The Law Reviews: WCW Monday Nitro Debut Episode

On September 4, 1995 the Monday Night War began. So as we’re 20 years from this historic date in wrestling history, I felt like it was a good time to look back on the first episode WCW Monday Nitro.

As the legend goes, after WCW signed Hulk Hogan they were still lagging behind the WWF. Ted Turner called Eric Bischoff into a meeting and asked him what it would take to compete with the WWF. Bischoff said he needed an hour of primetime, live TV every single week. Preferably on Monday night, opposite Monday Night Raw. Bischoff was stunned when Turner agreed to the request on the spot. It helps when the owner of the company owns the TV station. Thus, WCW Monday Nitro was born.

Nitro was an audacious experiment in wrestling: a live weekly broadcast featuring top-tier matches every single week. WWF Raw was live only once a month at this point, with all four shows for a month being shot on the same night in the same arena. Raw also featured mostly squash matches. Nitro was going to change the game. For their debut, they selected a week in which Raw would be preempted by the U.S. Open tennis tournament. Thus, Nitro would be free to make its first impression without competition from the WWF. Let’s get to the action:

WCW Monday Nitro
September 4, 1995
Mall of America
Minneapolis, Minnesota

I always liked the Nitro intro, in which a flame ran through city streets while images of WCW wrestlers appeared on the buildings.
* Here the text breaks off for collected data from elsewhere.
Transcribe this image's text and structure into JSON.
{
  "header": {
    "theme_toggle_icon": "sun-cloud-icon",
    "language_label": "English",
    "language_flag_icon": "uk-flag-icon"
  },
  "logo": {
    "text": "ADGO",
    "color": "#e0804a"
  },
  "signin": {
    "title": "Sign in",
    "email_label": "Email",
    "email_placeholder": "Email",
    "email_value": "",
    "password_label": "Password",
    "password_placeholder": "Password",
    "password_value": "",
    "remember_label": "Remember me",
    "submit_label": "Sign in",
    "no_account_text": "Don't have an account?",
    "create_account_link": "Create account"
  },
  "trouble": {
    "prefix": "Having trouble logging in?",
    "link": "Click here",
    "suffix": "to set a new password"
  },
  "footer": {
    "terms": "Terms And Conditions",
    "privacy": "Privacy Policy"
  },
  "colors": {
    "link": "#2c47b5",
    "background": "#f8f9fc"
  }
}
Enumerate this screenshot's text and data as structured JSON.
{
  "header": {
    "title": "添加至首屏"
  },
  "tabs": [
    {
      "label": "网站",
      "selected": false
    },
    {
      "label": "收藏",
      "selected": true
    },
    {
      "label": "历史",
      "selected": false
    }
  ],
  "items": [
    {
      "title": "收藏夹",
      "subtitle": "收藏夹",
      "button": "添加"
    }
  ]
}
Our hosts tonight are Eric Bischoff, Bobby “The Brain” Heenan, and former Chicago Bears star Steve “Mongo” McMichael.

The arena really doesn’t look impressive. It’s just a ring set-up in the middle of the mall, which a small crowd in the 2,000-3,000 range. Always seemed to me they should have booked a big arena for this.

Jushin “Thunder” Liger vs. Brian Pillman

Awesome choice for an opener. These two tore the house down at SuperBrawl in 1992. No storyline here, Liger hadn’t been wrestling in WCW much.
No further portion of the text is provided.